Known as beetroot across the globe and simply “beets” in the states, this deep red root veggie packs plenty of potassium, magnesium and iron in addition to its rich, sweet flavor. Incorporate grated beets into salads, soups and even mini pizzas, Just as you have options for serving, you also have options for grating the root. Although electric kitchen devices work well for grating beets, you can get the job done with affordable old-fashioned tools.
Wash the beet thoroughly under warm water and cut off the ends with a vegetable knife, so that it's in the shape of a sphere with two flat sides. Peel the skin with a vegetable peeler, holding the beet firmly and applying pressure as you make even strokes up or down its surface.

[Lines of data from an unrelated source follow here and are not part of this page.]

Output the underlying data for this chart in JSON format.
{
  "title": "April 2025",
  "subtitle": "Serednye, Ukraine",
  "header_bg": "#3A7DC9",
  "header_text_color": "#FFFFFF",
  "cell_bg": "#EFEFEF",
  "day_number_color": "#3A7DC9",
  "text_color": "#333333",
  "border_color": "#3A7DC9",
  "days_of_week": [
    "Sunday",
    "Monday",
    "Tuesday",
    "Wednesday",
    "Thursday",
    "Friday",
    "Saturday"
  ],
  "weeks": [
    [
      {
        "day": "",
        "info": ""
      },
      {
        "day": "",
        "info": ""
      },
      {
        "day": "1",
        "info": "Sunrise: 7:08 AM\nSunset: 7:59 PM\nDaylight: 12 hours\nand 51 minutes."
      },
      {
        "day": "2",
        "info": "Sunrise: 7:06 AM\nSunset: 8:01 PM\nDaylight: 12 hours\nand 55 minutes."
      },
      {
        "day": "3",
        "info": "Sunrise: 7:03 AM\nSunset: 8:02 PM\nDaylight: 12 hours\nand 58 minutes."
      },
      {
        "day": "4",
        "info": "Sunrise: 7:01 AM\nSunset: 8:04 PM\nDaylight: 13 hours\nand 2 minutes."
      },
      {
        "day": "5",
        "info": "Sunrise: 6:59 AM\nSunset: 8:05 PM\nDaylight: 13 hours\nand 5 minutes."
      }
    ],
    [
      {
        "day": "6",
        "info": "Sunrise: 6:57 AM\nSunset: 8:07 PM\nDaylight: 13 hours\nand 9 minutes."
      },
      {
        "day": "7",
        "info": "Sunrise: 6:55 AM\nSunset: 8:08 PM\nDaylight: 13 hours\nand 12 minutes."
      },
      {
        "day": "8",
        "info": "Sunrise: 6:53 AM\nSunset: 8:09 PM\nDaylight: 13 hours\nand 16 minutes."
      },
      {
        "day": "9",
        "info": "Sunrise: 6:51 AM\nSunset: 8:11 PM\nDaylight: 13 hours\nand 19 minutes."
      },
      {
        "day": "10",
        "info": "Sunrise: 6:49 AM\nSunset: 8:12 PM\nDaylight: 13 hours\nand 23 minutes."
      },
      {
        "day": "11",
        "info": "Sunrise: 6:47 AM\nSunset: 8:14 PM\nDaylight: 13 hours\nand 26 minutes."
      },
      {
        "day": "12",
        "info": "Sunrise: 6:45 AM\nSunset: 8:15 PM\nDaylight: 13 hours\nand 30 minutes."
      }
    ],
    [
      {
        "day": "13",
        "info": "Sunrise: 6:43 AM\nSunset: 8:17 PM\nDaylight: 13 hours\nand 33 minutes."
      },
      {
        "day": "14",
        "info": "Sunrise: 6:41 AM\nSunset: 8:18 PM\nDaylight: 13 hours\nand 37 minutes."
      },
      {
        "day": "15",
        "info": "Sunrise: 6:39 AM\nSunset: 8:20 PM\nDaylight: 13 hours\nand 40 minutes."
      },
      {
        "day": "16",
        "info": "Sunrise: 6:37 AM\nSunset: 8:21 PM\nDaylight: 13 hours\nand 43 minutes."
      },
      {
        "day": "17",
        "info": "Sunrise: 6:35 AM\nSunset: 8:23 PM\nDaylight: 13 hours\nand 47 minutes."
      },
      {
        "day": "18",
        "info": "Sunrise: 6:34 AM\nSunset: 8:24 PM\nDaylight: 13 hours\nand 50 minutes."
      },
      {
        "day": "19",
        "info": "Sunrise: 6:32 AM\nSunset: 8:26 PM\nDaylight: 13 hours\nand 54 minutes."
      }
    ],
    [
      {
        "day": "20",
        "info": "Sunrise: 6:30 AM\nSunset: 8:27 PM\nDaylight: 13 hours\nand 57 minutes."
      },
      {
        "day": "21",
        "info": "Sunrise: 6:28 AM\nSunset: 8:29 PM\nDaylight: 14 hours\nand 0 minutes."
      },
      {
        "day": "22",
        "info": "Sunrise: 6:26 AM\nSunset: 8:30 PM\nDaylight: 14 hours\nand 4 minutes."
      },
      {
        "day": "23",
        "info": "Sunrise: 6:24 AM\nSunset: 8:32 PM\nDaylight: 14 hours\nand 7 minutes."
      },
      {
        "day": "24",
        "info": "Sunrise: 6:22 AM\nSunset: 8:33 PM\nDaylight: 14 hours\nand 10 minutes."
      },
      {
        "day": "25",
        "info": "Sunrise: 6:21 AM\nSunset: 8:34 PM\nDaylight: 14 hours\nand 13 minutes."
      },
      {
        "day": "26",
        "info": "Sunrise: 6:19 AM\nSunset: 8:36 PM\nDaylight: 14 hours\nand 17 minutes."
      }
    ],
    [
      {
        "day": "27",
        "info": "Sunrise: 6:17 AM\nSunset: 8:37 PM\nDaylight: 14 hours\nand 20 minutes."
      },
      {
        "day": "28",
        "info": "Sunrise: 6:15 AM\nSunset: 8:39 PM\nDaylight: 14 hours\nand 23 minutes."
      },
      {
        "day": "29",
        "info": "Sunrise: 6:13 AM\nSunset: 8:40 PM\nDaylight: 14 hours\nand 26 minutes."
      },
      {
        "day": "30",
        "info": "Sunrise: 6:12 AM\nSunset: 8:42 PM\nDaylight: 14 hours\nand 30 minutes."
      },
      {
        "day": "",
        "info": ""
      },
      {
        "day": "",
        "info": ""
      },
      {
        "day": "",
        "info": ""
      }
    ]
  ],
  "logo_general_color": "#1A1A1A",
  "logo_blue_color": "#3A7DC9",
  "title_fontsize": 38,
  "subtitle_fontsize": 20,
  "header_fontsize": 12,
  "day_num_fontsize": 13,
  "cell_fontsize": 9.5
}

For coarsely grated beets, choose a sturdy, four-sided box grater with thick, stamped holes, rather than etched holes. Hold the handle firmly, pressing it downward onto a clean cutting board. Press the flat side of a cut and peeled beetroot onto the side of the grater with the largest holes, holding the vegetable near the bottom. Move the beet across surface, keeping it firmly pressed. Collect the grated root from the cutting board or open the grater's latch to empty the shreds, if your grater has a trap.
For finely grated beets, use a rasp-style grater, a paddle-like tool with a corrugated metal bar attached to a handle. Hold the peeled beet firmly on the cutting board, pressing it down so it doesn't budge. Run the rasp's paddle over the surface of the beet in even, downward strokes, being careful to avoid catching your fingers or knuckles. Collect the gratings from the cutting board.
Use a food processor's shredding blade, chopper attachment or grater attachment to grate whole peeled beets. In some cases, the processor's standard blade does the trick for coarsely grated beetroot. If your processor has a pulse button, use it -- this allows you to see how finely grated the beets are after each burst of the spinning blades.